O livro de José Sócrates, com prefácio de Lula, seria só um caso de fraude e oportunismo, mas virou episódio hilariante no inquérito sobre a corrupção do ex-premiê português
Seis
balas. O tiro no rosto ricocheteou no anel da mão espalmada em gesto maquinal
de autodefesa. Outras cravejaram o corpo. Recém-chegado de Lisboa, visitava a
prima no Recife, então abalada por uma crise conjugal. Foi alvejado pelo
ex-marido enciumado, ex-policial, para quem o desconhecido era um rival
flagrado sob o sol na calçada da antiga residência. Dezessete
anos depois, o sobrevivente Domingos Soares Farino, advogado e professor, está
de novo no centro de uma investigação policial. Desta vez, não é vítima, mas
suspeito de cumplicidade com o ex-primeiro-ministro de Portugal José Sócrates
(2005 a 2011), acusado de corrupção e lavagem de dinheiro.
A polícia
de Lisboa aponta Farino como verdadeiro autor do livro “A confiança no mundo”,
sobre tortura de terroristas da al-Qaeda. A capa tem o nome de Sócrates e
destaca o prefácio assinado por Lula — “meu melhor amigo da ação”, dizia o
ex-primeiro-ministro português. Sócrates
apresentou a obra no fim do seu mestrado no instituto francês Sciences Po. Lula
viajou a Paris e discursou no lançamento do livro, na quarta-feira 23 de
outubro de 2013. Seria
apenas mais um caso de fraude e oportunismo (há provas de que o governo
Sócrates permitiu o tráfego clandestino de prisioneiros da CIA para a base de
Guantánamo). Porém, se transformou num episódio hilariante dentro do caso de
corrupção protagonizado pelo ex-primeiro-ministro português, durante sua parceria
com o governo Lula na construção de uma “supertele” de língua portuguesa.
Ao sair
do poder, o ex-líder socialista teve uma ideia: breve refúgio acadêmico em
Paris, do qual emergiria com um best-seller em Ciência Política. Segundo o
Ministério Público, ele gastou € 600 mil (R$ 2,1 milhões) na contratação do
sobrevivente Farino para escrever, na edição e na operação de compra de 17,5
mil exemplares do próprio livro, auxiliado por uma equipe que coordenou por
mais de nove meses. Os
investigadores mapearam as compras, gravaram Sócrates dando ordens e relataram
à Justiça: “As pessoas envolvidas na aquisição dos livros podiam, após a
compra, desfazer-se dos mesmos, colocando-os no lixo, dado que o único objetivo
era aumentar o número estatístico de exemplares vendidos, de forma tomar o
livro um fenômeno de vendas sem precedentes.”
É missão
impossível conseguir um único volume de “A confiança no mundo” nas livrarias de
Lisboa. No entanto, sobram cópias das quatro mil páginas do inquérito em que
Sócrates é acusado de corrupção, lavagem de dinheiro e fraude fiscal. Nelas
afirma-se que o dinheiro usado para criar o seu “best-seller” teve origem em
milionário suborno (R$ 105 milhões) pago pelo banqueiro Ricardo Salgado, do
Grupo Espírito Santo, como contrapartida à garantia de lucros com a fusão da
Portugal Telecom com a Telemar/Oi — negócio de R$ 40 bilhões na época. [sempre oportuno lembrar que a OI do Brasil, nos tempos em que era a Telemar, foi quem descabaçou a famiglia Lula da Silva na corrupção passiva, haja vista que ter sido a ex-Telemar quem fez um investimento de US$ 5 milhões na GAMECORPS, ridícula empresa de fundo de quintal, 'produtora' de games e que pertencia a Lulinha, o fenomenal filho de Lula.

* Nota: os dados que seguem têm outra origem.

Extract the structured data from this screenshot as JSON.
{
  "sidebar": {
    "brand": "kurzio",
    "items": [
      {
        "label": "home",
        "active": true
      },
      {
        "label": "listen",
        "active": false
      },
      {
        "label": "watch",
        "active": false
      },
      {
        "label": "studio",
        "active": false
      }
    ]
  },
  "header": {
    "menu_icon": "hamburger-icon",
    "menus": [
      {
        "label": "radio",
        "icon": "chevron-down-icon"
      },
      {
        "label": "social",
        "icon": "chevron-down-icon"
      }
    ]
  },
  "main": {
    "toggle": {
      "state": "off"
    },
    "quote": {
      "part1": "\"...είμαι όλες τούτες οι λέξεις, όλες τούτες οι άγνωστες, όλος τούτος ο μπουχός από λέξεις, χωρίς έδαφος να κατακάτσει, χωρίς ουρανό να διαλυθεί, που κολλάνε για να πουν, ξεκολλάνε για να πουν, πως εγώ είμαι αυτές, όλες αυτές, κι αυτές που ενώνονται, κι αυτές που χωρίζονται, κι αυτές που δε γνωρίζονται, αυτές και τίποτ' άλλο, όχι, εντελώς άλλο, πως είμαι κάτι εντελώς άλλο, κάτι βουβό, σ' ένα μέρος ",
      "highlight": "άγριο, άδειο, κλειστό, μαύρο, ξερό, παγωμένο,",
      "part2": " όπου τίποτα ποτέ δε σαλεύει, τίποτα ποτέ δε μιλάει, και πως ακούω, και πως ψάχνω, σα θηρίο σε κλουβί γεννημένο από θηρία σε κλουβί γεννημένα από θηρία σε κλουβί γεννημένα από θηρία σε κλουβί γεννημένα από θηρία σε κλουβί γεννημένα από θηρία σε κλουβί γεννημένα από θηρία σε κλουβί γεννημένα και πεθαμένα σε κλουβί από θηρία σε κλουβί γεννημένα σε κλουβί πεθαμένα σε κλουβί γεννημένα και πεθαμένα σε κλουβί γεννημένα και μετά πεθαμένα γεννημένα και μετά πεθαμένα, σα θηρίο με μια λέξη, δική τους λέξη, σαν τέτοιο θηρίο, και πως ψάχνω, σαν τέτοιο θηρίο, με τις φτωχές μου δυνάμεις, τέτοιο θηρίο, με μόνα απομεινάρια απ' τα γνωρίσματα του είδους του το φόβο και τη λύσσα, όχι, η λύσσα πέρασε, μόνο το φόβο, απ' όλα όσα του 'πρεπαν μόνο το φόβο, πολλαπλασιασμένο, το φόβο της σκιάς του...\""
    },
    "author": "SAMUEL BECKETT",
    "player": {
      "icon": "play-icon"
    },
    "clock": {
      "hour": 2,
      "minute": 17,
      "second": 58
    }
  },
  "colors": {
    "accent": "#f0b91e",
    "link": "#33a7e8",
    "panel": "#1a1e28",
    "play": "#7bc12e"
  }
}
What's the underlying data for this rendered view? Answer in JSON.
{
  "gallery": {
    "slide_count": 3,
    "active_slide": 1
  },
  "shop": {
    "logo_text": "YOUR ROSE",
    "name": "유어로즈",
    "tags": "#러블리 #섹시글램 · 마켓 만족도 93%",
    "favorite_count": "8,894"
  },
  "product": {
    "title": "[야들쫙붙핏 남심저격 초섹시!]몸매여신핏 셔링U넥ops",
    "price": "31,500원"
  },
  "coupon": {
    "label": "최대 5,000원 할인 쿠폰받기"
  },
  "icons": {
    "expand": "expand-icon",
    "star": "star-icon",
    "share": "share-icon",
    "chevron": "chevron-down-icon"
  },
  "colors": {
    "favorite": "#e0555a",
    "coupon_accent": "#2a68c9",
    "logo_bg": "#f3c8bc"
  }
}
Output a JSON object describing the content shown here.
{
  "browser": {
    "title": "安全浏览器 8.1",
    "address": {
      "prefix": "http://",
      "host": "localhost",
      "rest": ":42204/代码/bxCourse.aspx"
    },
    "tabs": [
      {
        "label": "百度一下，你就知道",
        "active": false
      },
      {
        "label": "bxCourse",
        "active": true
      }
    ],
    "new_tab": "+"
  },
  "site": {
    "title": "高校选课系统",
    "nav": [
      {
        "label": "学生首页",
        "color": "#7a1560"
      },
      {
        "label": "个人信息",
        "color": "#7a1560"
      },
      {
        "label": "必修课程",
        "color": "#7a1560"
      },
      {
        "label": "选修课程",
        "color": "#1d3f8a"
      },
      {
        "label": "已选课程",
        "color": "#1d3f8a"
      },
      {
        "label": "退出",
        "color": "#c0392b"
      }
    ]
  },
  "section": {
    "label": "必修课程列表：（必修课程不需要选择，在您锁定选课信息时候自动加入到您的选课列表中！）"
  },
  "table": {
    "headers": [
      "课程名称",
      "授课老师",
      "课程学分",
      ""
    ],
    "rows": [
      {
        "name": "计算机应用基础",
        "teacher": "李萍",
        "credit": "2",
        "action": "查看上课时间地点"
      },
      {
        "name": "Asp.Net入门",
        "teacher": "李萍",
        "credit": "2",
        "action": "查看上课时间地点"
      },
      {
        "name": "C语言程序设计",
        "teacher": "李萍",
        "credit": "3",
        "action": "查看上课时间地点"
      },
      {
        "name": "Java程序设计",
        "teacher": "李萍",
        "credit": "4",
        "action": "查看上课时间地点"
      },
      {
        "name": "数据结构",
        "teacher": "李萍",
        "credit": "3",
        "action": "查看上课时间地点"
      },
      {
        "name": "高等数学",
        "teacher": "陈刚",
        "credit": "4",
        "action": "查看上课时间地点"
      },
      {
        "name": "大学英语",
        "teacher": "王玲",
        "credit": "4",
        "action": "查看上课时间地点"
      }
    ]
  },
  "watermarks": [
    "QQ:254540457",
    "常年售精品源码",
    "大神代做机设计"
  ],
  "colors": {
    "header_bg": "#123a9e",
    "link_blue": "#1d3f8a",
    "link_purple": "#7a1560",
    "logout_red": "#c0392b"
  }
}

O investimento foi para que o nosso guia assinasse decreto permitindo a OI se expandir pelo Brasil - o que a legislação não permitia antes do 'investimento'.]
Sócrates
e Lula embriagaram-se com o projeto da “supertele” lusófona. Deram-lhe formato
na quinta-feira, 28 de julho de 2010, dois meses antes da eleição de Dilma
Rousseff. Sete anos
depois, o ex-primeiro ministro, seu escritor, o ex-presidente e o ex-banqueiro
batalham nos dois lados do Atlântico para escapar da cadeia. A Portugal Telecom
naufragou. A Oi cambaleia à beira do abismo com R$ 70 bilhões em dívidas.